Hatırlayacaksınız, son zengin ve itibarlı erkek “yoksul kadın” seks skandalı 2011 yılında IMF başkanı Strauss-Kahn’ın otelde çalışan bir kadını taciz etmesi nedeniyle yaşanmıştı! O zaman da çok konuşuldu. “Aaaa!” diye hayretler içinde kalındı, parmak ısırıldı. Sonra ne oldu? Strauss-Kahn beraat etti ve özgür kaldı!!! IMF başkanı değil şimdi, ama kim bilir hangi şirketin yönetim kurulunda mis gibi zengin hayatına devam ediyor. O çevrelerdeki erkeklerin cinsel suç işlemede birbirinden farkı olmadıklarından kimsenin kimseyi hor görmesi söz konusu değil elbette! Hatta gördüğümüz gibi, çıkarlar örtüşünce kadınlar da alet olmaktan geri kalmıyor erkek egemenliğinin bu en iğrenç eylemine.

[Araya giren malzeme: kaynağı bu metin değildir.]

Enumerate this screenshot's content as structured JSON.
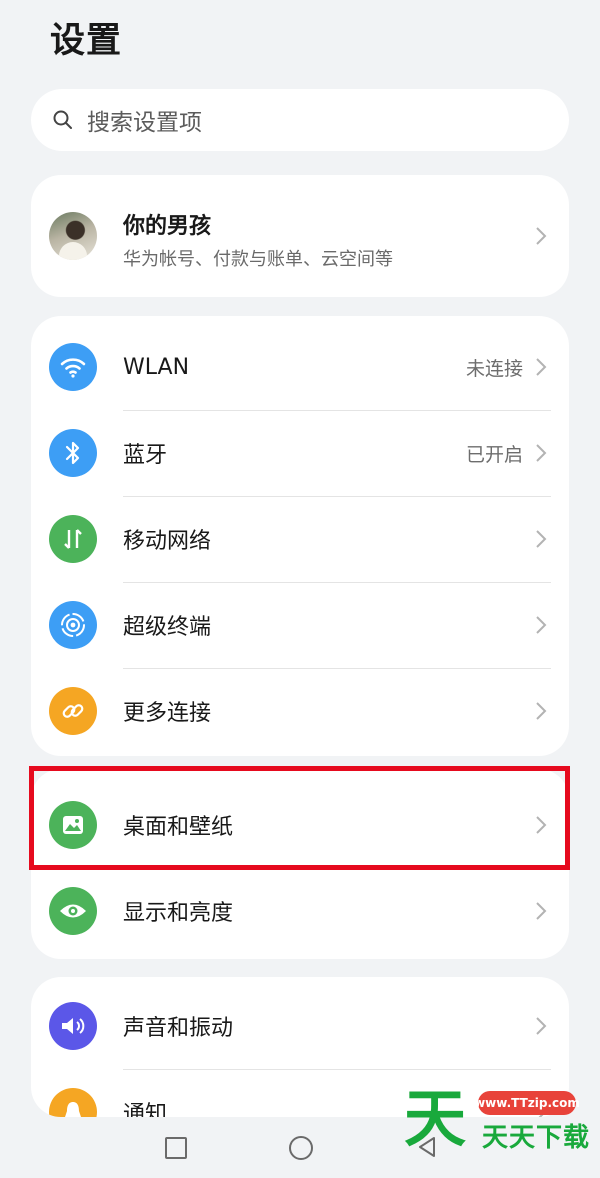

Bu anlamda bu davadan medet ummaya gerek yok! İçinde yaşamak zorunda bırakıldığımız ve ama bir gün mutlaka kurtulmak zorunda olduğumuz bu erkek egemen kapitalist dünyada duyduğumuz duyacağımız son seks skandalı olmayacak bu şüphesiz! “Zenginin serveti züğürttün çenesini yorar” misali, medya ve sosyal medyadaki dedikodu ve komplo teorileri hareketliliği de aynı iğrençlikle mide bulandırıyor! Kimileri buradan Trump vb. gibi bazı istenmeyen tipleri ya da “iktidar sahipleri”nin önünü kesmeye, ya da iktidardan indirmeye hevesleniyor. Kimileri “fake” haberlerle muhalefet yaptığını sanıyor.

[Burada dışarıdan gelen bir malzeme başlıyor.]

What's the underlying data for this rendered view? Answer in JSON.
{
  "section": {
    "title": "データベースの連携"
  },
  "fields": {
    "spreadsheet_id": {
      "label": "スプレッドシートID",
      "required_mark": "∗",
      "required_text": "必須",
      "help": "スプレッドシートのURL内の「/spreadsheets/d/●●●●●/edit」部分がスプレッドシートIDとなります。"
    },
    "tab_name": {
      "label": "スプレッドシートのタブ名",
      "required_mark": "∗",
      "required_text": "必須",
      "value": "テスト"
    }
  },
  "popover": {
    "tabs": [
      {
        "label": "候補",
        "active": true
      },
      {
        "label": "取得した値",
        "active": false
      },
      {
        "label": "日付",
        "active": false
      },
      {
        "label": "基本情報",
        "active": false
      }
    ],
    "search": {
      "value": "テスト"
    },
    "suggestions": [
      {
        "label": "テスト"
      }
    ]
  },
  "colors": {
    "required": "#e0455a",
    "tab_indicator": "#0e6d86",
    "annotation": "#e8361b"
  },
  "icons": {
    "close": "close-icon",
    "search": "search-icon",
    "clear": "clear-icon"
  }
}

Sosyal medya dedikodusundan ülkelerimiz toplumu da nasibini almış durumda. Epstein cinsel suç skandalı dedikodusuna Türkiye’den de kız çocuklarının kaçırıldığı iddialarıyla dâhil olunuyor. Hatta 6 Şubat 2023 Kahramanmaraş merkezli depremlerin ardından kimsesiz kalan, sözde “kayıp” kız çocuklarının da bu suç ağının pençesine düştüğü/düşürüldüğü iddiaları servis edildi. Resmi açıklamalar, bu iddiaları yalanlıyor. Fakat sosyal medya dedikoduları elbette bitmiyor.
Biz bu iddiaların yalan mı, yanlış mı olduğunu çözemeyeceğimize göre, bunlarla oyalanmaya gerek görmüyoruz. Biliyoruz ki, bu erkek egemen kapitalist dünyada her türden iğrençlik, canilik ve barbarlık mümkün. O nedenle yine unutulup gidecek skandallarla çenemizi yoracağımıza enerjimizi sorunun kökten çözümüne yoğunlaştırmalıyız. Erkek egemen kapitalist düzen bertaraf edilmeli. Bunun için kadın ve erkek eşit hak ve yükümlülüklerle örgütlenmeliyiz. Çevremize dikkat etmeli, çevremizdeki kız çocuklarının ve kadınların (ve tabii erkeklerin de) ne kendi saflarımızdaki erkekler ne de herhangi bir şekilde nüfuzunu kullanan başka çevrelerden erkekler tarafından istismar edilmesine izin vermemeliyiz.
Bizim ihtiyacımız olan şey örgütlülük ve dayanışmadır!